Yedigören’in Alfabesi’nde sergilenen eserler, sanatçının mitoloji anlayışını incelikli, kapsamlı ve zorlayıcı bir çeşitlilikle detaylandırdığı bir sembolizm içerir. Ahmet Güneştekin, sembolleri, düşünüşünün yapısal ilkesi olan mitolojiyle yorumlayarak yeniden dönüştürür.
Dili imgeleme dahil ettiği, sarmal yapıları mitolojik imgelerle birleştirdiği işlerinde sembollerin göç ve dönüşüm örüntüleri kendini gösterir. Mitleri karmaşık anlamları çözmek ve inşa etmek için bir üst dil, görme şekli olarak kullanır.
Güneştekin'in ışığa, zamana ve yıldızların uzayına olan tutkusu, metal formlarla çalıştığı heykellerinde kendini gösterir. Zamansal alanı göksel fenomenlerle birleştirerek, kozmosun doğal biçimlerinin ve güçlerinin eserlerini şekillendirmesine izin verir. Göksel ışığın yanı sıra ışığın temel davranışından yararlanarak ışığı neredeyse tüm uygulamalara dahil eder. Sanatçının farklı konfigürasyonlardan oluşturduğu geometrik heykelleri daha derin bir etkileşime olanak tanırken, mitlerin yaşanan anla bağ kurmaya devam edebildiğini gösterir.

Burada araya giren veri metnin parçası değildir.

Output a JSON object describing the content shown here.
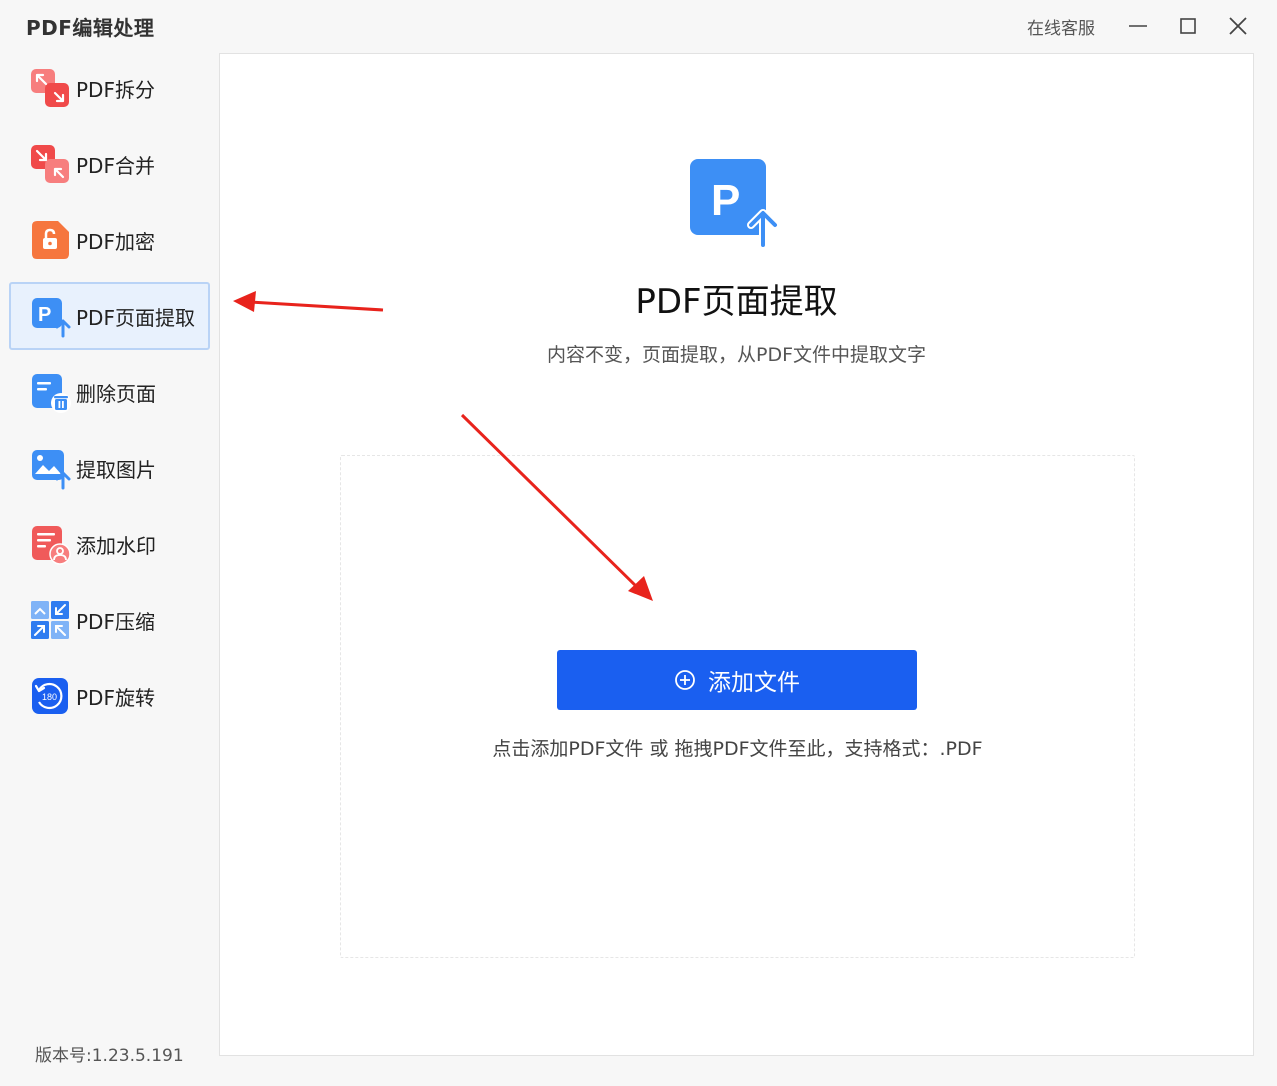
{
  "app": {
    "title": "PDF编辑处理",
    "support_label": "在线客服",
    "version": "版本号:1.23.5.191"
  },
  "window_controls": [
    "minimize-icon",
    "maximize-icon",
    "close-icon"
  ],
  "sidebar": {
    "items": [
      {
        "label": "PDF拆分",
        "icon": "split-icon",
        "active": false
      },
      {
        "label": "PDF合并",
        "icon": "merge-icon",
        "active": false
      },
      {
        "label": "PDF加密",
        "icon": "lock-icon",
        "active": false
      },
      {
        "label": "PDF页面提取",
        "icon": "page-extract-icon",
        "active": true
      },
      {
        "label": "删除页面",
        "icon": "delete-page-icon",
        "active": false
      },
      {
        "label": "提取图片",
        "icon": "extract-image-icon",
        "active": false
      },
      {
        "label": "添加水印",
        "icon": "watermark-icon",
        "active": false
      },
      {
        "label": "PDF压缩",
        "icon": "compress-icon",
        "active": false
      },
      {
        "label": "PDF旋转",
        "icon": "rotate-icon",
        "active": false
      }
    ]
  },
  "main": {
    "icon": "pdf-upload-icon",
    "title": "PDF页面提取",
    "subtitle": "内容不变，页面提取，从PDF文件中提取文字",
    "add_button_label": "添加文件",
    "drop_hint": "点击添加PDF文件 或 拖拽PDF文件至此，支持格式：.PDF"
  },
  "colors": {
    "accent": "#1a5ff0",
    "active_bg": "#e8f1fd",
    "annotation_arrow": "#e8231c",
    "icon_blue": "#3d8ff5",
    "icon_red": "#f05a5a",
    "icon_orange": "#f6763e"
  }
}
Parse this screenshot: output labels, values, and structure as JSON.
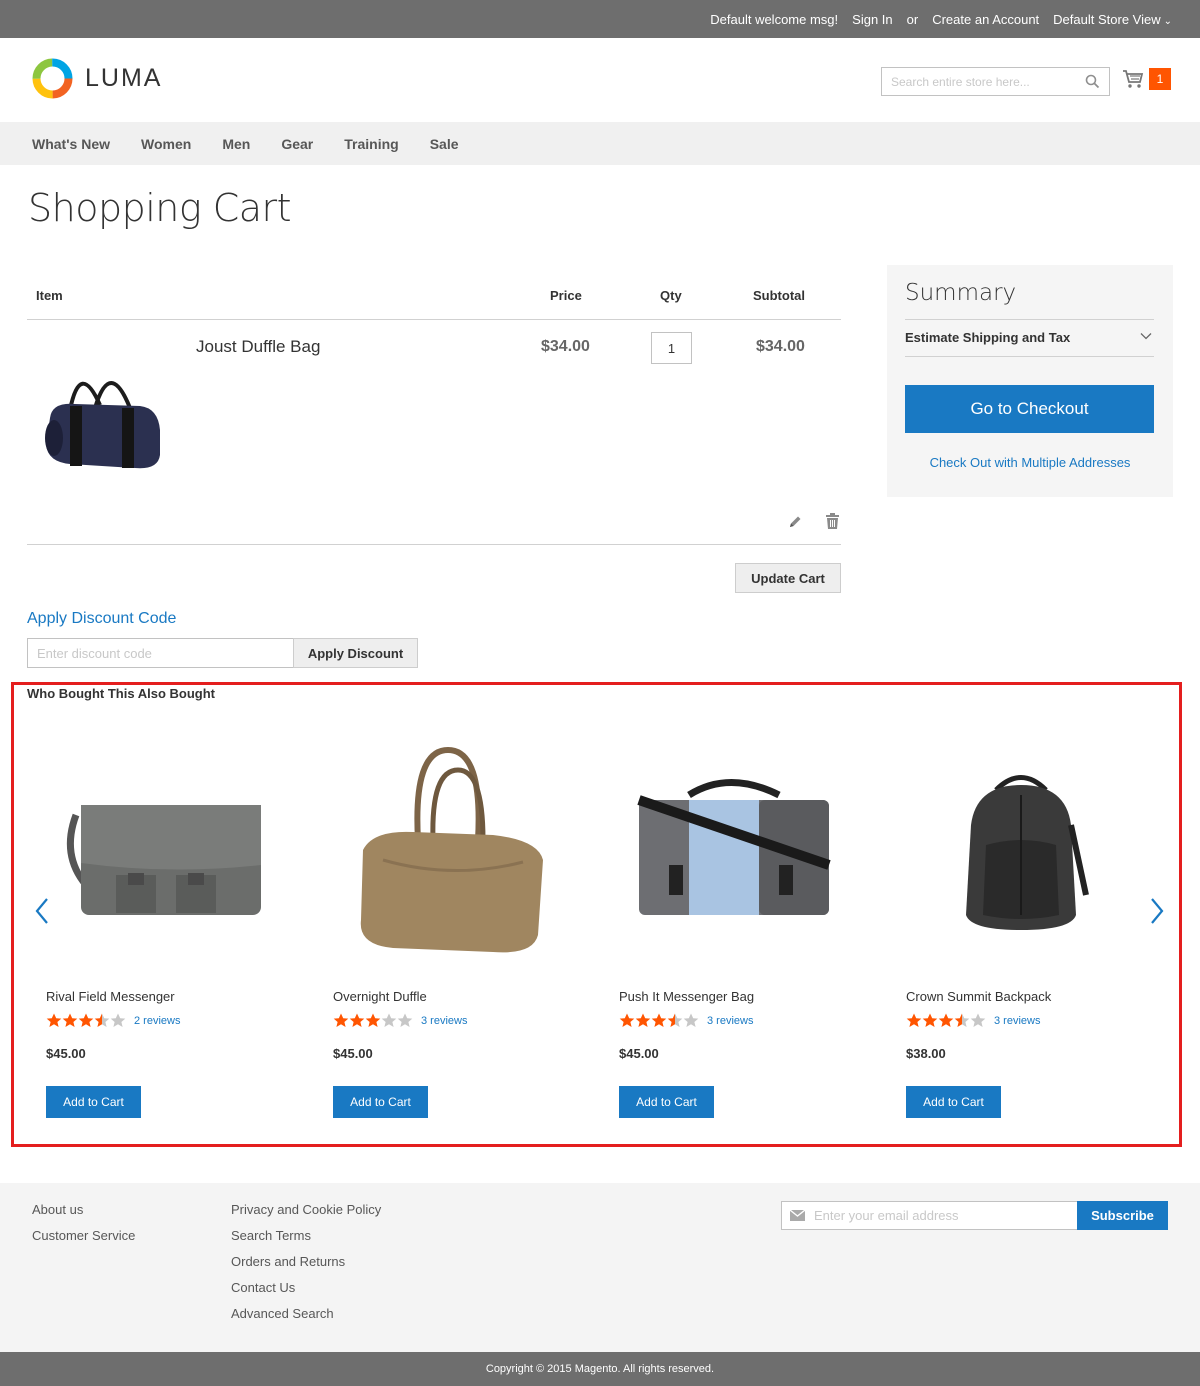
{
  "topbar": {
    "welcome": "Default welcome msg!",
    "sign_in": "Sign In",
    "or": "or",
    "create_account": "Create an Account",
    "store_view": "Default Store View"
  },
  "header": {
    "logo_text": "LUMA",
    "search_placeholder": "Search entire store here...",
    "cart_count": "1"
  },
  "nav": [
    "What's New",
    "Women",
    "Men",
    "Gear",
    "Training",
    "Sale"
  ],
  "page_title": "Shopping Cart",
  "cart": {
    "columns": {
      "item": "Item",
      "price": "Price",
      "qty": "Qty",
      "subtotal": "Subtotal"
    },
    "items": [
      {
        "name": "Joust Duffle Bag",
        "price": "$34.00",
        "qty": "1",
        "subtotal": "$34.00"
      }
    ],
    "update_label": "Update Cart"
  },
  "discount": {
    "title": "Apply Discount Code",
    "placeholder": "Enter discount code",
    "button": "Apply Discount"
  },
  "summary": {
    "title": "Summary",
    "shipping_label": "Estimate Shipping and Tax",
    "checkout_label": "Go to Checkout",
    "multi_label": "Check Out with Multiple Addresses"
  },
  "related": {
    "title": "Who Bought This Also Bought",
    "add_label": "Add to Cart",
    "products": [
      {
        "name": "Rival Field Messenger",
        "rating": 3.5,
        "reviews": "2 reviews",
        "price": "$45.00"
      },
      {
        "name": "Overnight Duffle",
        "rating": 3,
        "reviews": "3 reviews",
        "price": "$45.00"
      },
      {
        "name": "Push It Messenger Bag",
        "rating": 3.5,
        "reviews": "3 reviews",
        "price": "$45.00"
      },
      {
        "name": "Crown Summit Backpack",
        "rating": 3.5,
        "reviews": "3 reviews",
        "price": "$38.00"
      }
    ]
  },
  "footer": {
    "col1": [
      "About us",
      "Customer Service"
    ],
    "col2": [
      "Privacy and Cookie Policy",
      "Search Terms",
      "Orders and Returns",
      "Contact Us",
      "Advanced Search"
    ],
    "newsletter_placeholder": "Enter your email address",
    "subscribe_label": "Subscribe",
    "copyright": "Copyright © 2015 Magento. All rights reserved."
  },
  "colors": {
    "primary": "#1979c3",
    "accent": "#ff5501",
    "highlight_border": "#e41e1e",
    "star": "#ff5501"
  }
}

Mitlerin zaman, mekân ve kültürleri aşan özelliklerine odaklanan Güneştekin, çoğu zaman bilinçaltına çekilmiş anlamları yeniden keşfetmeye ya da hatırlatmaya yönelir. Ona göre düşünceleri harekete geçiren bazen bireysel ama çoğu zaman kolektif hafızadır. Bu nedenle sanatçının yapıtları, insan belleği ile toplumsal bellek arasında dolayımlanır. Sanatçı mitolojiden yarattığı imgelerle ördüğü hikâyelerini aktarmak için sanatsal formlarını yeniden yaratırken hikâye anlatma geleneklerini nasıl koruyabileceğini araştırır. Hikâye anlatıcılığının en eski biçimlerinden biri olan kırkyama tekniğiyle çalıştığı işlerinde pratik ve anlatı arasındaki ayrılmaz ilişkiyi yoğunlaşır. İzleyiciyi kendi dünyasının dokunsal deneyimi yoluyla hayal edileni gerçekleştirmeye yönlendirirken, yorumladığı hikayelerin unutulmaması için de kendi nesnelerini yaratır.
Mit her zaman bugünün fikirlerine göre yeniden yorumlanmayı talep eder. Bu esneklik sayesinde herhangi bir zamana, bağlama veya kültüre uyarlanabilir. Güneştekin’e göre miti karakterize eden bu yapısöküm, geçmişte olduğu gibi bugün de insanın bilinçaltı belleğiyle bağlantı kurmasını sağlamakta ve anlam aktarma gücünü buradan almaktadır. Bu düşünceleri izleyen sanatçı, yapıtlarıyla mitolojik yaratımların sadece kendi anlarına değil, her ana ait olduğunu söyler ve onları sınırsız değerler, kolektif olarak paylaşılan diller ve anılar üzerine düşünmeye teşvik eder.